Meeting etiquette every professional should know in 2016
Work isn't always fun, and work meetings even less. But when you're required to attend one, it's important to be respectful and professional among your managers, colleagues, and clients. To help you in your work life in 2016, here are the top tips from Barbara Pachter, career coach and author of The Essentials of Business Etiquette.
1. Pre-meeting mingling
Go up to people and introduce yourself, or make small talk (no matter how little you know one another). If everyone doesn't know one another in the meeting room, break the ice and make introductions, starting with the person of the highest rank.
2. Stand when you're being introduced
Besides being respectful, standing helps establish your presence. It's much easier for others to ignore you or get a bad impression if you don't stand.
3. Get to the point
Yes, you are making small talk. But that's no reason to reveal unnecessary information. There are limits in all professional settings so it's best not to make a fool of yourself.
4. Higher-ranking etiquette
If you're hosting the meeting or the higher-ranking person in the conversation, regardless of gender, you should extend your hand first.
5. Be punctual
No matter your position, you don't want to waste anyone else's time by being tardy.
6. Adjust your chair
So that you're at equal height with everyone else at the table. It's also best not to cross your legs because it can be disrespectful or distracting in a professional setting.
7. What's the dress code?
Clothing can greatly enhance or detract a person's professional reputation. So make sure your attire falls within the guidelines.

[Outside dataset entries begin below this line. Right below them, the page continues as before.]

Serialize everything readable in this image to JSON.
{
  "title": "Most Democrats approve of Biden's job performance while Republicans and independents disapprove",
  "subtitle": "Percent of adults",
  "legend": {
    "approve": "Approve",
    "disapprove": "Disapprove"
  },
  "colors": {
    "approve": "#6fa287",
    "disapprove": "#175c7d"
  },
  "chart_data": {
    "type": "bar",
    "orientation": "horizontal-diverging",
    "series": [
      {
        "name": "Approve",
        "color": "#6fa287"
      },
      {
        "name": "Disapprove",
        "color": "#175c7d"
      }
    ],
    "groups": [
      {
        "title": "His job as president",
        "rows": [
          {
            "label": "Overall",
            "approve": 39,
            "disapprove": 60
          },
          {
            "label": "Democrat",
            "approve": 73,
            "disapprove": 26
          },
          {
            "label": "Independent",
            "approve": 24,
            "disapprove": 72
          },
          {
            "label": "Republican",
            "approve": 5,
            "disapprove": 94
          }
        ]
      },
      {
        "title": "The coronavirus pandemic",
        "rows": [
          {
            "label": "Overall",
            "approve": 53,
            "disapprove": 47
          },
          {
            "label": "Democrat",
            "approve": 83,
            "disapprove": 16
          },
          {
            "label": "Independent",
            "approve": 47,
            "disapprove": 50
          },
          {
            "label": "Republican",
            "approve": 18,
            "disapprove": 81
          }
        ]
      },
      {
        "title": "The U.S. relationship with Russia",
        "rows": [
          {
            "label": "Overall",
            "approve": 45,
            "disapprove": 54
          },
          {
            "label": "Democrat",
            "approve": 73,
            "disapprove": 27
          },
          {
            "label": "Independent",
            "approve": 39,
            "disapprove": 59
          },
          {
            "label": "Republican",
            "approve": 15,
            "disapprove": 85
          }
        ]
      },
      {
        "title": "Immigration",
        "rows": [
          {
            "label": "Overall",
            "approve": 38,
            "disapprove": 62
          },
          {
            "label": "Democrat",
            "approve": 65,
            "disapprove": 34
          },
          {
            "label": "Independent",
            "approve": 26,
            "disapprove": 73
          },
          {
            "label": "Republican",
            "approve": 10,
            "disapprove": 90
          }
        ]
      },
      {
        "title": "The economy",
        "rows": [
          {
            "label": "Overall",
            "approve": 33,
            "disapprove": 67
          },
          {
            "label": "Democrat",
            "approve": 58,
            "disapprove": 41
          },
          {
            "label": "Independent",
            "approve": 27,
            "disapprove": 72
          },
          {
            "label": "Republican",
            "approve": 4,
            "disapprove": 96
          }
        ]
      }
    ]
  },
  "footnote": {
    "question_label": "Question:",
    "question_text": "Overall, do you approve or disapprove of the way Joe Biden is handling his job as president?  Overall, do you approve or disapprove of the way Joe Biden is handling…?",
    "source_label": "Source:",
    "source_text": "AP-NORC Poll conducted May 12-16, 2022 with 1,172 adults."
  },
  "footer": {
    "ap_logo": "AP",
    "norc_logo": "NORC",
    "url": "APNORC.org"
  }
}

8. It's okay to hold open a door
But don't pull out someone's chair for them. Leave those social gender norms behind in the 20th century.
9. Prepare yourself
Know the content of the meeting beforehand and know what your part in it is. There will be questions and some of them will be for you.
10. Don't digress
If you stray from the agenda, chances are you're going to lose your audience. If you do, make sure to have a co-worker who can manoeuvre you in the right direction.
11. Speak loudly and speak early
Make sure every single person at the table can hear what you're saying. To make the most impact, find something meaningful to add at the very beginning so people know you are there. Don't save all your questions for the end when everyone's ready to get out. Don't be "that" person.
12. Understand the unspoken rules
While it is impolite to interrupt others, sometimes you have to. Understand your position and get your position across so that you can have a productive meeting.
13. Keep your phone in your pocket
If you can, avoid taking notes in your phone. It's easy for others to get the impression that you're doing something else. It's also easy for you to get distracted. Set your phone on silent and step outside if you have to make that call.